Thank you for everything you have taught and I am very excited about our future together.

To myself...

I know this isn't easy news to process. I know that you had so many goals you wanted to accomplish this season that you won't be able to anymore. I know you had high hopes for a good season and I know you wanted to end your high school career with a bang.

I know.

I wish I would've known that that one bus ride with my team was the last, and I would've cherished every second. I wish I had run the two-mile at least once, but actually that's okay that I didn't, four laps are long enough. I wish I had soaked in every second of the practices we did have this season. But I also know that I'm going to be just fine.

Yes, I am very sad about this whole situation but I also know I am very lucky to be healthy and that my family and friends are healthy. And I am so grateful to all of the people working day and night to fight this. I also know that dwelling on something never helps.

The other day in my online Physics class which some of you were in, our teacher, the amazing Mr. Nilsson, shared a quote with us that has helped me immensely during this time.

The quote was "In each moment, we choose to either flow with life or fight with life. Either way, life goes on."

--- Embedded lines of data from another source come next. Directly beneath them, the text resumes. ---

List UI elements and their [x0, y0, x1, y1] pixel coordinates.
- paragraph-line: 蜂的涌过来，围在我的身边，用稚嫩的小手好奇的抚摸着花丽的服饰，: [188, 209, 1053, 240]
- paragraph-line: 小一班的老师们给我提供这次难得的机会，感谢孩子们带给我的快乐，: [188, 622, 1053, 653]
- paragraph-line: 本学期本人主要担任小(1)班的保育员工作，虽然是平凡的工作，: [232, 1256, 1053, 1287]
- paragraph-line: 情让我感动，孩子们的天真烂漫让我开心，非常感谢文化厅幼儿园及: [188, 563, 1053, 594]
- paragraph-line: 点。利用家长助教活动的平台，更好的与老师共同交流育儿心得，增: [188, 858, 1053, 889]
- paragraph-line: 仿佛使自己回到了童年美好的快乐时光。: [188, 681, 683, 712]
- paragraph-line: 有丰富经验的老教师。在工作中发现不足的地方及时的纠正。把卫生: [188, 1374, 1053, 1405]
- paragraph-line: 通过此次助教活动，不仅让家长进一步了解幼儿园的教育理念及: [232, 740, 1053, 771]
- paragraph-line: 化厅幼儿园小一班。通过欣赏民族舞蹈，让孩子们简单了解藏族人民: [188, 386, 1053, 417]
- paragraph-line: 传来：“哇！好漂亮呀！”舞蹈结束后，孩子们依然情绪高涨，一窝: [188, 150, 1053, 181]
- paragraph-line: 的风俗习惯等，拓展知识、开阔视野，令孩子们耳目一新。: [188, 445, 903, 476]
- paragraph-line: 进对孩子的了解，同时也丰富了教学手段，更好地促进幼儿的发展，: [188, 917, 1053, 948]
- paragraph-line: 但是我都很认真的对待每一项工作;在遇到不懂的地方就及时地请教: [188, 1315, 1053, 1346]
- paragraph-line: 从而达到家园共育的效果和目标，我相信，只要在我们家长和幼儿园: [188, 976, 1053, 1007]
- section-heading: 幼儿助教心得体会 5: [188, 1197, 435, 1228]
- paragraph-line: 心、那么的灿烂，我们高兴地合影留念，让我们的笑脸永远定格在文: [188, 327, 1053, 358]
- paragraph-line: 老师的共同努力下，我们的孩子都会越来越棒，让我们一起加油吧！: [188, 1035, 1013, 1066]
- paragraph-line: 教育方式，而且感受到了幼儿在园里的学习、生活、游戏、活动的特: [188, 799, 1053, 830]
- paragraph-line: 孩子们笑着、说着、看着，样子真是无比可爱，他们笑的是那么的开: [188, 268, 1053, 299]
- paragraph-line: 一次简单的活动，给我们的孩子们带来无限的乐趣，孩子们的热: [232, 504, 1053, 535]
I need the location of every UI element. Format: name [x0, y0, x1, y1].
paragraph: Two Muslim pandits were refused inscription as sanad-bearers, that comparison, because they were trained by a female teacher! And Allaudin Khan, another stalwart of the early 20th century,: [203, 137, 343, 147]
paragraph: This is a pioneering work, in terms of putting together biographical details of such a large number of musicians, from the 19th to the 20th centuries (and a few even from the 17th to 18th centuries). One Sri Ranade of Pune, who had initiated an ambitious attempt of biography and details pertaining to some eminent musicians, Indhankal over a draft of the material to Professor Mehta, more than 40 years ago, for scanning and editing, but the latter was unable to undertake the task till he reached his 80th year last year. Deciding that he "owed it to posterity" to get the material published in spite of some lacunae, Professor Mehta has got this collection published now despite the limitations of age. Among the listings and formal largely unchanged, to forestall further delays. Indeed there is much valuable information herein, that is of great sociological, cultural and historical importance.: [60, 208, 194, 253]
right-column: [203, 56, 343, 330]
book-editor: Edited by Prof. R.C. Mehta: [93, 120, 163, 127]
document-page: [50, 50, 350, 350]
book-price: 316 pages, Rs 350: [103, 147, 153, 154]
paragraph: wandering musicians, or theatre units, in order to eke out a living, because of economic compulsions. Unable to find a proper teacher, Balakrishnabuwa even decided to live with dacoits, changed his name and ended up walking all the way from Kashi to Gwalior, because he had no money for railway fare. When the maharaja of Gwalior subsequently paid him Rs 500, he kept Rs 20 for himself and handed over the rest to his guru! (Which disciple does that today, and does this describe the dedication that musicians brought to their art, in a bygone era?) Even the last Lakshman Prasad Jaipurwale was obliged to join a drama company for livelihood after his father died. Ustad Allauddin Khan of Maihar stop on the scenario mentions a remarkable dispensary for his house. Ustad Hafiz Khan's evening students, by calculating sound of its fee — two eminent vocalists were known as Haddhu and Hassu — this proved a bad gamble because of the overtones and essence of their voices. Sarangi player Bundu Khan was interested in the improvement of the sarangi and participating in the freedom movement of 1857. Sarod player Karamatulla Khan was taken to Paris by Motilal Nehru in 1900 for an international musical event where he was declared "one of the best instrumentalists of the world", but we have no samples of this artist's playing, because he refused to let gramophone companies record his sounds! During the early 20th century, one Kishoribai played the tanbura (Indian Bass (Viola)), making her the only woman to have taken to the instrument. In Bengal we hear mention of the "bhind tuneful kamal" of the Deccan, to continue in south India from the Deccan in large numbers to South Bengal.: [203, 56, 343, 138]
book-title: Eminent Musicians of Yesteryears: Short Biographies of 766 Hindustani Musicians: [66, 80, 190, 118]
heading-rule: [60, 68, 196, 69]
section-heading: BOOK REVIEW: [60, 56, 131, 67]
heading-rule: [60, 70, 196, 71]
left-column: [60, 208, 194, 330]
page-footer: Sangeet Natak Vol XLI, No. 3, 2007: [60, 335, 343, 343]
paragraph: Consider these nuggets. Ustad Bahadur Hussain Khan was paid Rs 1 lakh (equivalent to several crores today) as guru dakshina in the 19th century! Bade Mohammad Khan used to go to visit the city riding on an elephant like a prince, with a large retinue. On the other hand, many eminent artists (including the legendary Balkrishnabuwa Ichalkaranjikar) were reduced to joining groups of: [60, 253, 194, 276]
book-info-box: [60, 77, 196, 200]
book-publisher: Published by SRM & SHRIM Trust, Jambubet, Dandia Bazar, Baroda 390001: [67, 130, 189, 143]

This quote has really helped me keep looking forward. We can take a moment and be sad about our situation, but then we need to readjust our focus and keep moving because life isn't going to stop.

This is going to end eventually and I want to be ready when it ends.

I will keep training and keep pushing myself because life is going to resume. Life is not one straight, smooth road. There are bumps in the road every day. Some are bigger than others.

I believe what defines you as an athlete is not how you act when everything is perfect and goes the way it is planned. It is how you act when nothing goes as planned that shows the kind of athlete and the kind of person you are.

I am not going to let myself wallow in my sadness because that is not the kind of athlete I want to be.

I will take this gift of time and freedom in training I have been given to grow and develop as an athlete so that when this storm passes when the sky is finally clear, I am ready.